People who feel like they don’t click with mainstream culture will often signal their non-conformity with different clothes, facial hair, accessories, tattoos etc. However, in doing so, many fall into the “hipster effect” — the tendency of non-conformists to converge in their behavior and appearance, thereby ending up looking the same. Basically, the non-conformists have become conformists in their own bubble.
A new study investigated these patterns of behaviors revealing that hipsters undergo a phase transmission whereby, given enough time and a large enough group of people, members become synchronized with each other in their opposition of the mainstream.
We agree to oppose
The new study was authored by Jonathan Touboul, a mathematician at Brandeis University in Massachusetts, whose work focuses on how social information spreads through society and influences its behavior. Touboul designed a model where two types of agents — mainstreams and anti-conformists — interact in the presence of delays in the transmission of information (social cues). This delay is important because people do not react instantly to new social information, whether it is a new pair of sneakers, man buns, or an Instagram filter.
Touboul’s model generated some interesting behaviors. Initially, the population of non-conformists acts randomly only to undergo a phase transition as they become exposed to social information. In time, the population of hipsters transitions into a synchronized state, and this was true for a variety of parameters.
Intriguingly, when the hipster-conformist populations are split 50-50, both populations tend to switch randomly between different trends. Touboul isn’t sure why this happens and would like to investigate this pattern in a new study. But perhaps this erratic behavior isn’t surprising seeing how it’s not clear in this situation which population follows the mainstream.

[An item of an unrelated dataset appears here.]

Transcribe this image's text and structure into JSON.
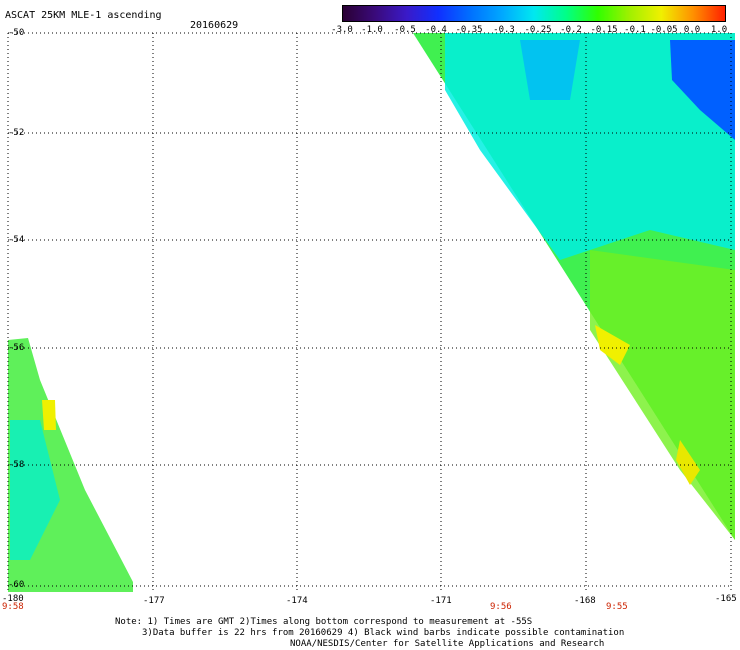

One might argue that Touboul’s model is overly simplified, offering binary choices in various scenarios. For instance, if most men have shaved their beard, then non-conformists will want to do the opposite by growing a beard. If this trend ends up reaching the majority of the population, the model predicts a new synchronization effect whereby hipsters will start shaving. However, the researcher found that the synchronization effect appeared consistently even when the model offered more than two choices.
“We show that when hipsters are too slow in detecting the trends, they will consistently make the same choice, and realizing this too late, they will switch, all together to another state where they remain alike. Similar synchronizations arise when the impact of mainstreams on hipsters choices (and reciprocally) dominate the impact of other hipsters choices, and we show that these may emerge only when the randomness in the hipsters decisions is sufficiently large,” Touboul wrote in his study.
While hipsters are often the object of ridicule, the study’s ironic conclusions might actually have practical utility. The same model could be applied to wider human behaviors, such financial market speculators who bet against the majority to make a profit, or for understanding the synchronization of nerve cells.
Perhaps the most important takeaway from this study is that virtually all humans are conformists — one way or the other. We’re all exposed to both information cues that relay social messages and normative messages that call for compliance. Not all of us might be part of a broader religious or socio-economic group, but almost everyone is part of some in-group dynamic where our behavior, appearance, and convictions become synchronized. At the end of the day, humans are social creatures and conformity may be what makes us human — sane humans, at the very least.